For oil, it might just be a case of easier supply/demand conditions. Data show a steady climb in Russia’s seaborne crude exports – up about 600,000 barrels per day in the past two months – which is helping alleviate tight conditions in the oil market.

In the bond market, the US 10-year Treasury yield has sustained the big fall seen over the previous session and currently sits at 4.83%, down a touch from the NZ close and down 2bps for the day. The curve has flattened, with the 2-year rate up 4bps to 5.09%, with a run up to 5.13% after the stronger US PMI data not being sustained.

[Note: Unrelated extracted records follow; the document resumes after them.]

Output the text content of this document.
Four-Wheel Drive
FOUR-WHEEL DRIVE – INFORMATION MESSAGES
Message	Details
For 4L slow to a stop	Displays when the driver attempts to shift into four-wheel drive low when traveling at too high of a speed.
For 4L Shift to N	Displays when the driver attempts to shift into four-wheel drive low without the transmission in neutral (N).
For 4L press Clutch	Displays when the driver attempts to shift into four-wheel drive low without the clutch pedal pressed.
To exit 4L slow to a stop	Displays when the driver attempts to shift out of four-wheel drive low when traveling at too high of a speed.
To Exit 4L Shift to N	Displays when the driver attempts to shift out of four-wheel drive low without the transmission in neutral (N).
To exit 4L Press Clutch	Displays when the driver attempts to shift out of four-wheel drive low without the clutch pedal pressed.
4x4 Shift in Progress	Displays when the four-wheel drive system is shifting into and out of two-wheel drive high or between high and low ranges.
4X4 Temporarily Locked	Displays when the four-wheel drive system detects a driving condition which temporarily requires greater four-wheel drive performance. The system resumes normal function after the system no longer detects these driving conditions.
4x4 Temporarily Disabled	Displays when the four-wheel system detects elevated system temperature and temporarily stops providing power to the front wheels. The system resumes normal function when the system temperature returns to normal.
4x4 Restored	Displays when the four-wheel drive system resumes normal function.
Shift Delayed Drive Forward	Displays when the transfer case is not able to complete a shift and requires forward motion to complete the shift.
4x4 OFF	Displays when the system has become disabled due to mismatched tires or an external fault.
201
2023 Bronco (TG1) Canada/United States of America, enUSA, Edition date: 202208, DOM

Domestic rates were much lower across the curve yesterday, supported by global forces. NZGBs fell 8-9bps on a light trading day, seeing the 10-year rate close at 5.45%. The swaps curve showed more of a flattening bias, with the 2-year rate down “only” 6bps to 5.58% while the 10-year rate fell 9bps to 5.27%.

After five consecutive daily losses, the S&P500 is on track for a positive session, although the index is currently only up 0.4%, after being up 1% earlier in the session.

In other news, as media reports forewarned earlier this month, China’s government approved a rare mid-year budgetary expansion that will take the fiscal deficit up to 3.8% of GDP, higher than the usual 3% limit, a plan that will require an additional 1 trillion yuan (USD137b) of debt. The fiscal easing underlines government concerns about the economy’s trajectory. Earlier in the day, Bloomberg reported that President Xi made his first known visit to the PBoC and tacked on a visit to the state sovereign fund (SAFE), adding to the sense that the leadership is taking a more hands-on approach to support the economy and financial markets.

In the day ahead focus will be on Australia’s Q3 CPI report, as noted above, with RBA policy sensitive to how quickly inflation can return to the target range. The Bank of Canada is widely expected to keep its policy rate unchanged at 5.0% at its meeting tonight.